Every genealogist or family historian that I know or whose blog I ever read has mentioned with deep emotion this gift they received from their ancestors. It is commonly mentioned in blog posts and conversations. It is the gift of appreciation and gratitude for the world we now live in because we know the difficulties many of our ancestors endured. I think of the many times they lost everything and started over. I think of their long days of endless back breaking work when the word vacation or weekend wasn't in their dictionary. I think of them gathering their families and stepping into unknown lands. I think of the women who had few options but many children. And as a mother it is those children that bring me to the thing that I appreciate the most and do not take for granted. . . modern medical care. They had large families but expected they would lose several children. Many men outlived their first wives, sometimes their second . . . and even their third. Childbirth was often the culprit.

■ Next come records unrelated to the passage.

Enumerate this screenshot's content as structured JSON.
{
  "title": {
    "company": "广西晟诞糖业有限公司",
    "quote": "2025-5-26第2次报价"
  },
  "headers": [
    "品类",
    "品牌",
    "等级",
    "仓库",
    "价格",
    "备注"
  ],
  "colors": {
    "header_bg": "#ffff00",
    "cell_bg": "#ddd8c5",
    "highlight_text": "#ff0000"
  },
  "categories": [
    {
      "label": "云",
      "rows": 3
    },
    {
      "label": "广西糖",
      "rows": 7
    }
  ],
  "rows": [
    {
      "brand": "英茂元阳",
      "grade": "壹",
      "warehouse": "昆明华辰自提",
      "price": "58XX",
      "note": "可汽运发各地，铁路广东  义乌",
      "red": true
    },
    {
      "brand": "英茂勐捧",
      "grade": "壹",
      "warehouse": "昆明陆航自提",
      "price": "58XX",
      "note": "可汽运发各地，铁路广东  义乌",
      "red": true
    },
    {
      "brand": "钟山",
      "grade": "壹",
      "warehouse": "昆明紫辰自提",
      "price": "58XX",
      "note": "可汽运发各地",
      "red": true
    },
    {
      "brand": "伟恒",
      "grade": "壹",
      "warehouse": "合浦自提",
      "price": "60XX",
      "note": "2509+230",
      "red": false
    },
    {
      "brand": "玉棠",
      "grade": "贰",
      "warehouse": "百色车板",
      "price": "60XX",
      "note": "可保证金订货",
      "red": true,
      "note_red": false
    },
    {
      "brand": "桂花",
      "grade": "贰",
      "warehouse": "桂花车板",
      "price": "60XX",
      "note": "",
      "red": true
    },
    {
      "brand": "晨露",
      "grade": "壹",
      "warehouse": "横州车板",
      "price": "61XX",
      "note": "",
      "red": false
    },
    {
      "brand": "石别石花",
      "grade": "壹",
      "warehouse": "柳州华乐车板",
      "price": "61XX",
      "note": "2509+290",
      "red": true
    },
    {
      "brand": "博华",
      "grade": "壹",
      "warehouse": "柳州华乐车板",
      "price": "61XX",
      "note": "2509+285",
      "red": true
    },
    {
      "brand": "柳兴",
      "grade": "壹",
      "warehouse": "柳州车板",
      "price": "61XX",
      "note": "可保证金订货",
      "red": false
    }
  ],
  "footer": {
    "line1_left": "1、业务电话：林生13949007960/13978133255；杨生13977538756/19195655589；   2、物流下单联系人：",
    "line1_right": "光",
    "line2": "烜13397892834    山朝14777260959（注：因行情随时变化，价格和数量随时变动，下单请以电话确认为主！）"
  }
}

Baby June was one of those beloved children. Agnes June McDonnell was the youngest child of Owen Jerome and Nettie (Elizabeth Burnett) McDonnell. As the youngest, I am sure she was pampered and indulged by her older sisters and teased by her brothers. The emotion of her death could still be hear in the voice of her older sister, Georgia, when I had a brief conversation with her less than a year ago . . . and Georgia is now 92. She was remembering family members and smiling as she told me that my mother was a "biter". "Of course," her voice became low and soft, and her head tilted down toward her lap, "there was Baby June. She. . . she died when she was quite young." Georgia was only two years older than June so she has a child's memory of it, but the emotion of it still remained. The newspaper article says it all.
Definite warning is issued to parents and physicians of the city by the health officer who within the past 24 hours has found two cases of diphtheria in a type so malignant as to cause death quickly. The state is threatened with and an epidemic of the same virulent disease, is the word from other localities and it behooves every one in the vicinity to carefully safeguard the child life over which they have surveillance.
The official notice follows:
"To the Physicians and General Public:
"Last evening I saw a child at 407 Commercial street, Lyons, who had died during the afternoon under circumstances which made the attending physician suspect that the child might have had diphtheria. I cultured the nose and throat of the dead child and the nose and throat of all the other member of the family. The laboratory reports show diphtheria bacilli present in the culture from the dead child and from others in the family. This case was reported as not having had any membrane in the throat. The child was ill about two days but seriously ill only a few hours before death."
"This morning I saw a case at 417 Commercial street, child aged five who was dying at the time I first saw it and had membrane on both tonsils. This child died within and hour after it was reported.
"The strain of infection these cases is evidently of unusual virulence and I feel that both the physicians and the parents should be extra cautious in determining the nature of illness in children, sick.
"In this connection I wish also to call your attention to the fact that scarlet fever is present in Lyons in a form more severe that usual. Some of these scarlet fever cases present a very extensive tonsilar membrane which in the absence of a scarlet fever rash might be mistaken for diphtheria. Cultures show, diphtheria bacilli uniformly negative. In the more severe type I am using the recently perfected scarlet fever antitoxine and have had the Campbell Drug Co. stock a supply of it for general use. Some of the scarlet fever cases with membrane resemble diphtheria and some of the diphtheria cases have a toxic rash and resemble scarlet fever. I feel on account of the care and skill manifested by the physicians in past epidemics that we will be able to put down this infection promptly, but I also feel that extra precautions should be taken in arriving at a diagnosis.
No criticism is attached to the attending physicians in either case above mentioned. Both cases were seen by regular practitioners who found that they were called too late to do any good in their efforts to save the lives of the children.
|Agnes June McDonnell obituary. Died 15 Sept 1925|
Did any other children in the town or area die from this virulent strain of diphtheria or did this health officer's warning prevent it? What three other members of the family tested positive? Was Georgia one of them? Did they also become ill, and what was the treatment that enabled them to survive? Did they survive because Baby June's death allowed them to receive treatment in time? One thing is sure, that as the family was dealing with the sudden death of one child they were also trying to save others.
According to Wikepedia - In the 1920s there were an estimated 100,000 to 200,000 cases of diphtheria per year in the United States, causing 13,000 to 15,000 deaths per year.
Baby June died just as a vaccine for diphtheria was being developed.
We all have our moments and complain when life is not as perfect as we would like it to be, but genealogists and family historians have received a gift from their ancestors - appreciation for the lives we have and the medical advances that allow more of us to live those lives.